If you would calculate the performance of the system you ran in some trouble, because this depends on a lot of things: First, the bus system itself. For the calculation you need the number of bus cycles for a transfer. For a single transfer you need a minimum of 4 cycles. This means, if you transfers single bytes you would reach 33M / 4 cycles * 1 Byte = 8,25 MByte/s (66Mbit/s) But this is an absolute worst case and only for very, very badly desinged components.
The standard single beat transfer (one longword) results to 33M / 4 cycles * 4 Byte = 33 MByte/s (264Mbit/s)
If you would have high performance the components should strongly use burst accesses over the bus. For this you need a DMA controller inside the network chip, which can read data out of the mainboard. In this case the absolut needed cycles reduce (cycles = one for arbitration, one for adressing, n cycles for data, one cycle for termination). So, if you would transfer your data in burst of 8 longwords (you need a fifo with a minimum of 32 byte depth in the network chip) you need 11 cycles for the transfer. This results to 33M / 11 cycles * 32 Byte = 96 MByte/s (768Mbit/s)
Ok, for infinit bursts you would reach the theoretical limit of 132MByte/s, but never really think about it. The 96 MByte/s is a could value for the PC market. In our tests we really reach transfer rates of 80...100MByte/s (but for writing into the main memory).
For 64bit systems you can double the transfer rate and for 66MHz systems you double it again.
That's the truth for the bus system itself. The next point ist the real length of the the transfers. During the transfer the initiator and the target can force wait cycles and terminations with retry's. That depends, how fast the initiator (in this case your network card) can handle the data. Because you use gigabit cards, I think it will be very fast. But on the other side you have the PC PCI-Bridge to the main memory. During an access either the SDRAM could be in use by the processor or if it is free, it needs some time for the data access. This time results either in a termination with retry or wait states. In both cases you loose time. How much this slows down the transfer depends on the design of the PCI-Bridge and the main memory.
The transfer rate does primary not depend on the direction. But the problem in the PC is the following:
A DMA controller normally is created on the side of the data source. In this case the transfer would be initiated, if enough data is available. The data could be stored in a fifo inside the target and stored to memory a few cycles later (if the memory is ready). This results in a maximun bandwidth. In the case of the network cards the DMA controller for sending should be placed inside the PC based PCI bridge. But it is not available at this point. The result is, that reads out of the main memory of the PC are significant slower than writes to the memory. In this case I assume the result would be better for data writing to memory rather than reading.

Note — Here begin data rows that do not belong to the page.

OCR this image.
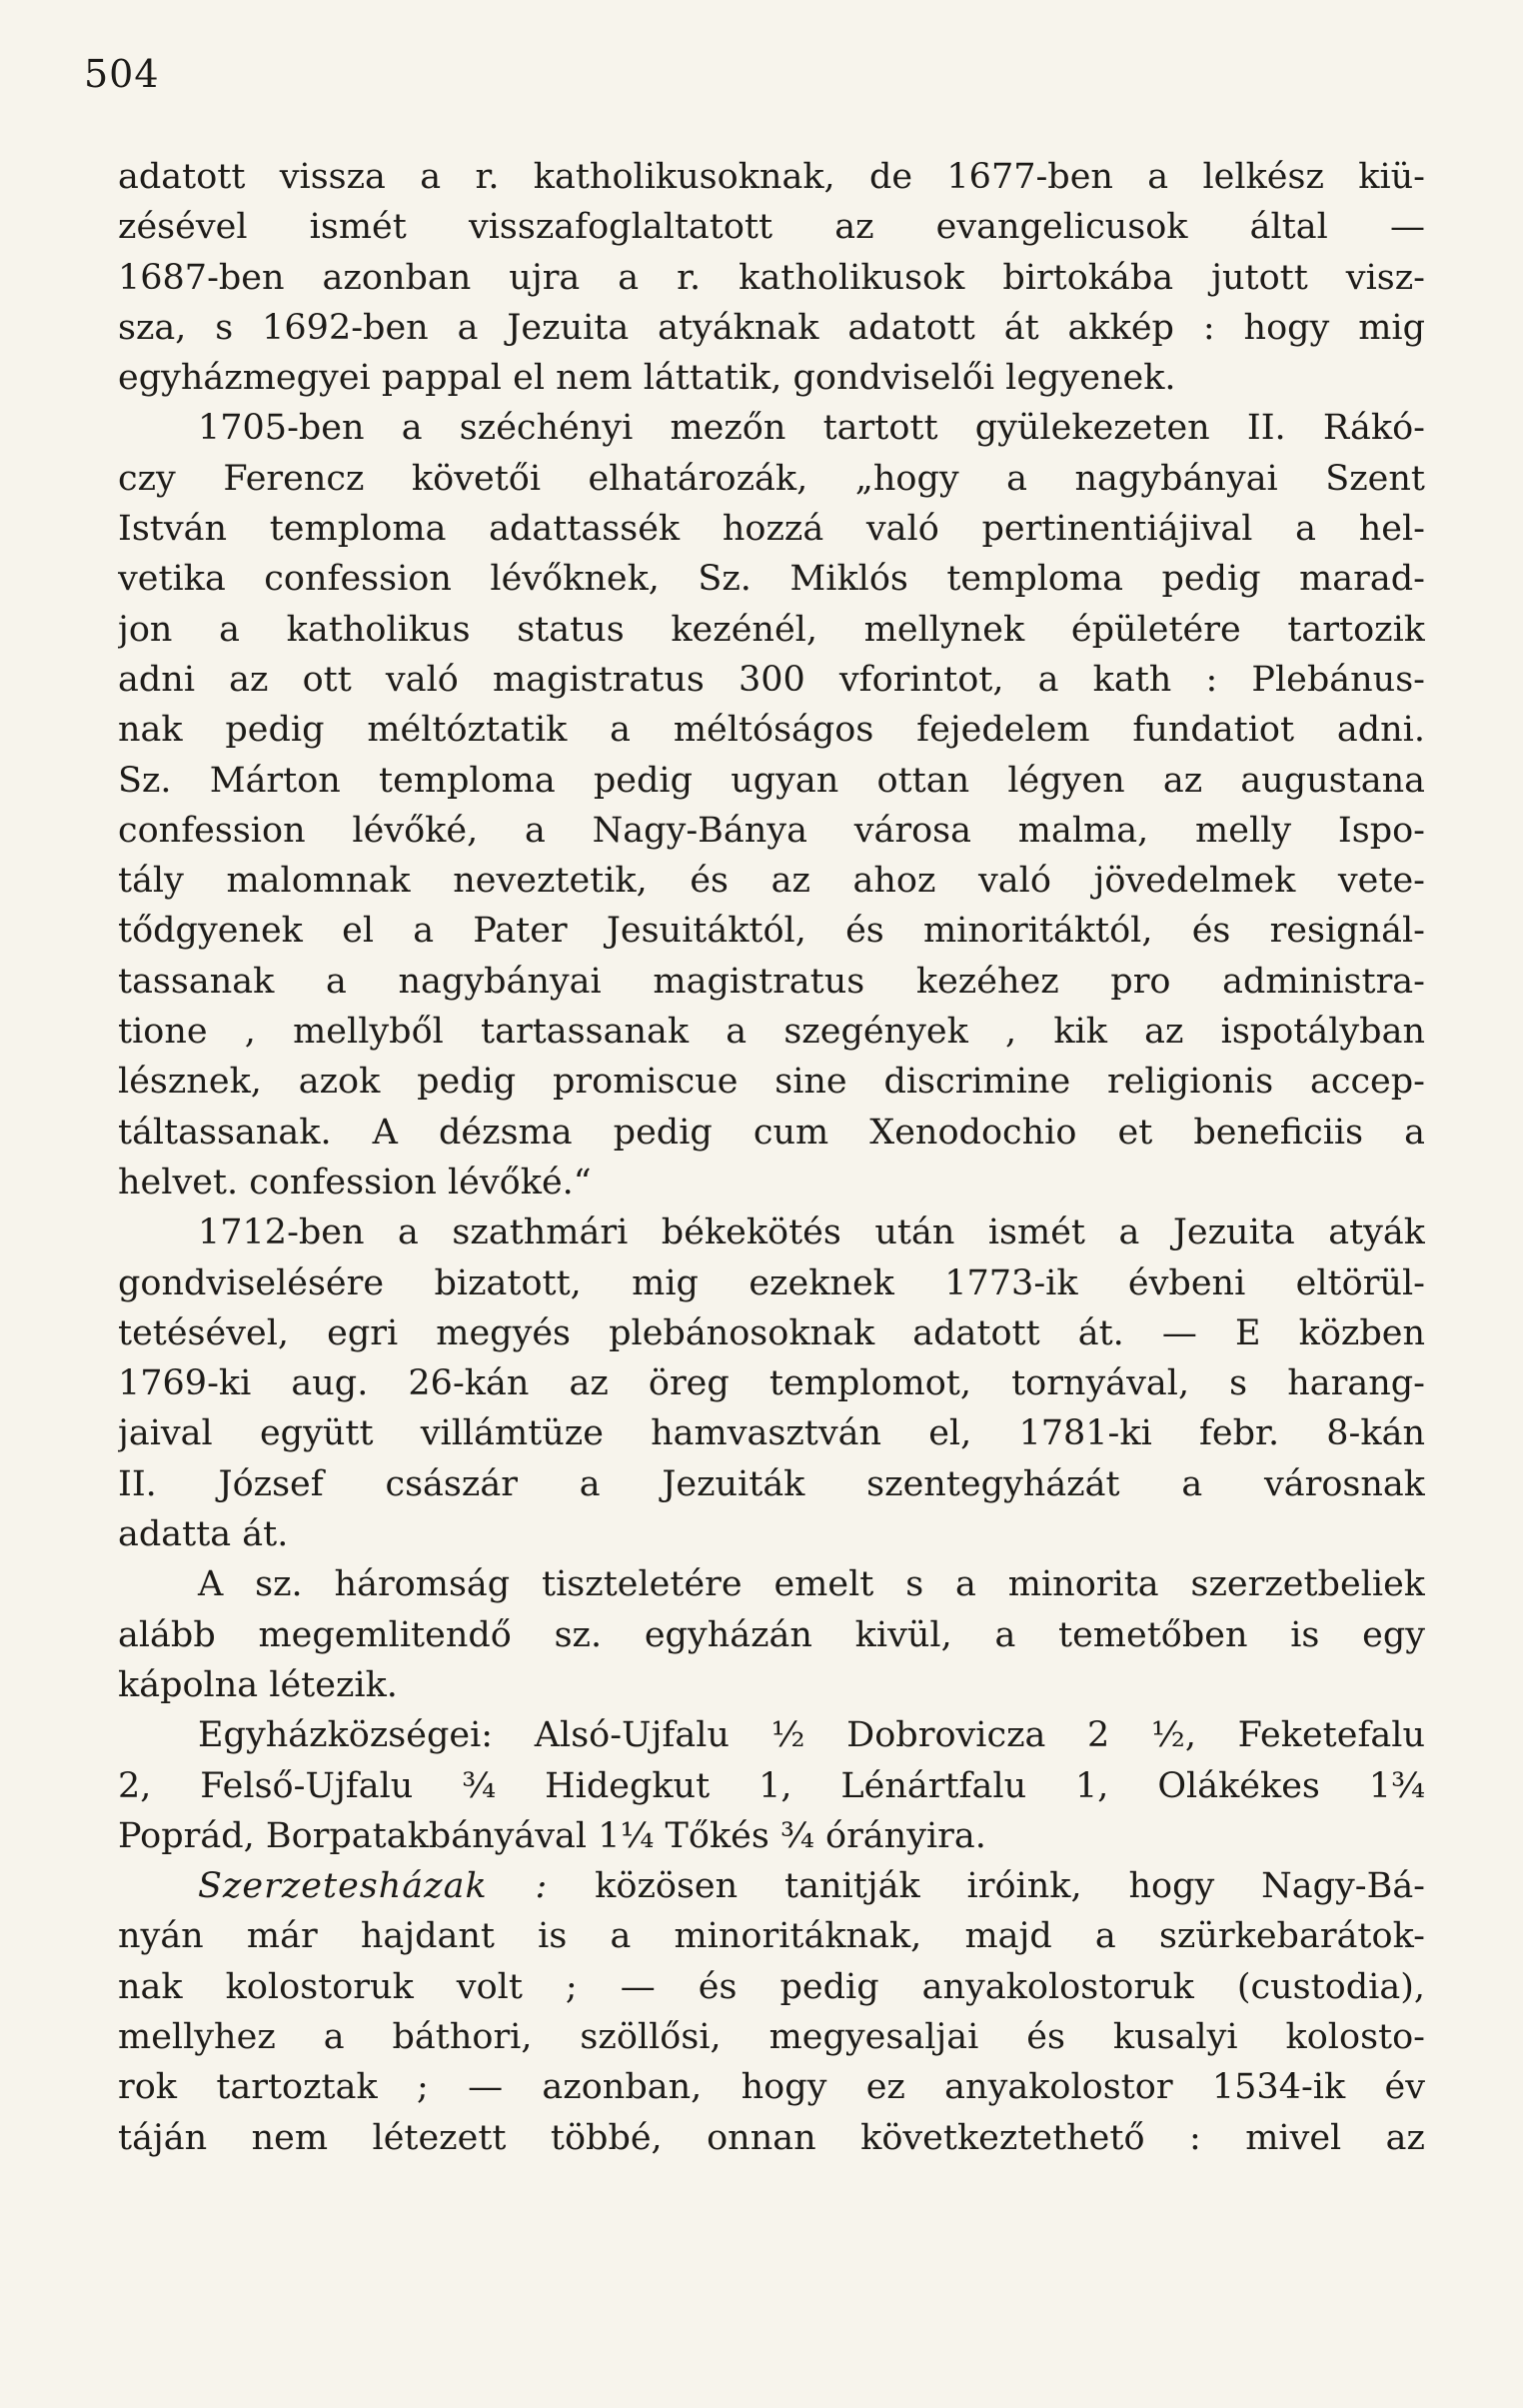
504
adatott vissza a r. katholikusoknak, de 1677-ben a lelkész kiü-
zésével ismét visszafoglaltatott az evangelicusok által —
1687-ben azonban ujra a r. katholikusok birtokába jutott visz-
sza, s 1692-ben a Jezuita atyáknak adatott át akkép : hogy mig
egyházmegyei pappal el nem láttatik, gondviselői legyenek.
1705-ben a széchényi mezőn tartott gyülekezeten II. Rákó-
czy Ferencz követői elhatározák, „hogy a nagybányai Szent
István temploma adattassék hozzá való pertinentiájival a hel-
vetika confession lévőknek, Sz. Miklós temploma pedig marad-
jon a katholikus status kezénél, mellynek épületére tartozik
adni az ott való magistratus 300 vforintot, a kath : Plebánus-
nak pedig méltóztatik a méltóságos fejedelem fundatiot adni.
Sz. Márton temploma pedig ugyan ottan légyen az augustana
confession lévőké, a Nagy-Bánya városa malma, melly Ispo-
tály malomnak neveztetik, és az ahoz való jövedelmek vete-
tődgyenek el a Pater Jesuitáktól, és minoritáktól, és resignál-
tassanak a nagybányai magistratus kezéhez pro administra-
tione , mellyből tartassanak a szegények , kik az ispotályban
lésznek, azok pedig promiscue sine discrimine religionis accep-
táltassanak. A dézsma pedig cum Xenodochio et beneficiis a
helvet. confession lévőké.“
1712-ben a szathmári békekötés után ismét a Jezuita atyák
gondviselésére bizatott, mig ezeknek 1773-ik évbeni eltörül-
tetésével, egri megyés plebánosoknak adatott át. — E közben
1769-ki aug. 26-kán az öreg templomot, tornyával, s harang-
jaival együtt villámtüze hamvasztván el, 1781-ki febr. 8-kán
II. József császár a Jezuiták szentegyházát a városnak
adatta át.
A sz. háromság tiszteletére emelt s a minorita szerzetbeliek
alább megemlitendő sz. egyházán kivül, a temetőben is egy
kápolna létezik.
Egyházközségei: Alsó-Ujfalu ½ Dobrovicza 2 ½, Feketefalu
2, Felső-Ujfalu ¾ Hidegkut 1, Lénártfalu 1, Olákékes 1¾
Poprád, Borpatakbányával 1¼ Tőkés ¾ órányira.
Szerzetesházak : közösen tanitják iróink, hogy Nagy-Bá-
nyán már hajdant is a minoritáknak, majd a szürkebarátok-
nak kolostoruk volt ; — és pedig anyakolostoruk (custodia),
mellyhez a báthori, szöllősi, megyesaljai és kusalyi kolosto-
rok tartoztak ; — azonban, hogy ez anyakolostor 1534-ik év
táján nem létezett többé, onnan következtethető : mivel az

Question to the other guys: Is this currently true ? Or is a DMA controller available in the north bridges ?
Unfortunatly I can give no black&white answer. If the system is designed well, you could get transfer rates up to 100MByte/s for a 32bit/33MHz system (400MByte for a 64bit/66MHz system). But the real transfer rate depends on all (!) components in the system. Look for the bottlenecks.